Someday, I’ll be his wife
And then we’ll live the wiener life
Hot dog! I love the wiener man!
• We get another reference to “Yards of Leather.”
• One of the waitresses on the moon base is played Carol Cleveland, who, that same year, began making regular appearances on a little TV show called “Monty Python’s Flying Circus.”
• The down side of the higher resolution you get with a DVD is you can see little things you might have missed. Example: At the end of segment three you can the string attaching the bottle to the glass. If one carefully pours down the wire, you can’t see it, but Joel isn’t quite that careful.

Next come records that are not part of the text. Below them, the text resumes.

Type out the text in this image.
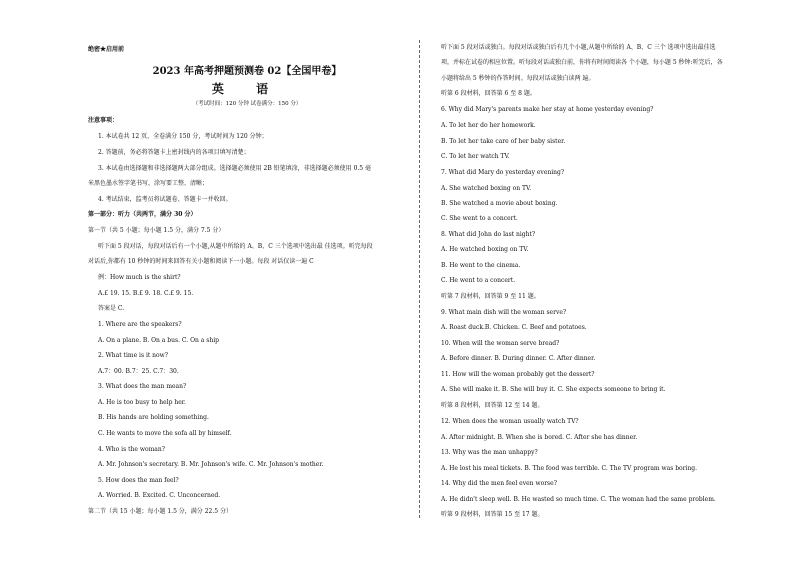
绝密★启用前
2023 年高考押题预测卷 02【全国甲卷】
英 语
（考试时间：120 分钟 试卷满分：150 分）
注意事项：
1. 本试卷共 12 页，全卷满分 150 分，考试时间为 120 分钟；
2. 答题前，务必将答题卡上密封线内的各项目填写清楚；
3. 本试卷由选择题和非选择题两大部分组成。选择题必须使用 2B 铅笔填涂，非选择题必须使用 0.5 毫
米黑色墨水签字笔书写，涂写要工整、清晰；
4. 考试结束，监考员将试题卷、答题卡一并收回。
第一部分：听力（共两节，满分 30 分）
第一节（共 5 小题；每小题 1.5 分，满分 7.5 分）
听下面 5 段对话，每段对话后有一个小题,从题中所给的 A、B、C 三个选项中选出最 佳选项。听完每段
对话后,你都有 10 秒钟的时间来回答有关小题和阅读下一小题。每段 对话仅读一遍 C
例：How much is the shirt?
A.£ 19. 15. B.£ 9. 18. C.£ 9. 15.
答案是 C.
1. Where are the speakers?
A. On a plane. B. On a bus. C. On a ship
2. What time is it now?
A.7：00. B.7：25. C.7：30.
3. What does the man mean?
A. He is too busy to help her.
B. His hands are holding something.
C. He wants to move the sofa all by himself.
4. Who is the woman?
A. Mr. Johnson's secretary. B. Mr. Johnson's wife. C. Mr. Johnson's mother.
5. How does the man feel?
A. Worried. B. Excited. C. Unconcerned.
第二节（共 15 小题；每小题 1.5 分，满分 22.5 分）
听下面 5 段对话或独白。每段对话或独白后有几个小题,从题中所给的 A、B、C 三个 选项中选出最佳选
项，并标在试卷的相应位置。听每段对话或独白前，你将有时间阅读各 个小题，每小题 5 秒钟:听完后，各
小题将给出 5 秒钟的作答时间。每段对话或独白读两 遍。
听第 6 段材料，回答第 6 至 8 题。
6. Why did Mary's parents make her stay at home yesterday evening?
A. To let her do her homework.
B. To let her take care of her baby sister.
C. To let her watch TV.
7. What did Mary do yesterday evening?
A. She watched boxing on TV.
B. She watched a movie about boxing.
C. She went to a concert.
8. What did John do last night?
A. He watched boxing on TV.
B. He went to the cinema.
C. He went to a concert.
听第 7 段材料，回答第 9 至 11 题。
9. What main dish will the woman serve?
A. Roast duck.B. Chicken. C. Beef and potatoes.
10. When will the woman serve bread?
A. Before dinner. B. During dinner. C. After dinner.
11. How will the woman probably get the dessert?
A. She will make it. B. She will buy it. C. She expects someone to bring it.
听第 8 段材料，回答第 12 至 14 题。
12. When does the woman usually watch TV?
A. After midnight. B. When she is bored. C. After she has dinner.
13. Why was the man unhappy?
A. He lost his meal tickets. B. The food was terrible. C. The TV program was boring.
14. Why did the men feel even worse?
A. He didn't sleep well. B. He wasted so much time. C. The woman had the same problem.
听第 9 段材料，回答第 15 至 17 题。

• Toward the end of the show, they come back from commercial and only Joel and Crow can be seen in the theater. After a few moments, Tom Servo pops up from the last seat on the left and heads over to his seat, saying: “Got my gum back.” Did he leave it there at the end of the last theater segment?
• Gypsy’s light is on at last! She again answers “Richard Basehart” when asked a question, and is again rewarded for it.
• Suggested stinger: Any portion of the floor show.
• Cast and crew roundup: art director Scott MacGregor also worked on “Fire Maidens of Outer Space” and “Million Eyes of Su-Muru.” In front of the camera, Catherine Von Schell was also in “Cosmic Princess.” Sam Kydd was also in “The Projected Man.” Michael Ripper was also in “The Deadly Bees.” Warren Mitchell was also in “The Crawling Eye.”
• CreditsWatch: additional production assistants were, again, Melanie Hartley and Neil Brede. The additional production staff was, again, Jim Erickson.
• Fave riff: “Fourth floor: Tyrannical tycoons, loose women.” Honorable mention: “In space, no one can art direct.”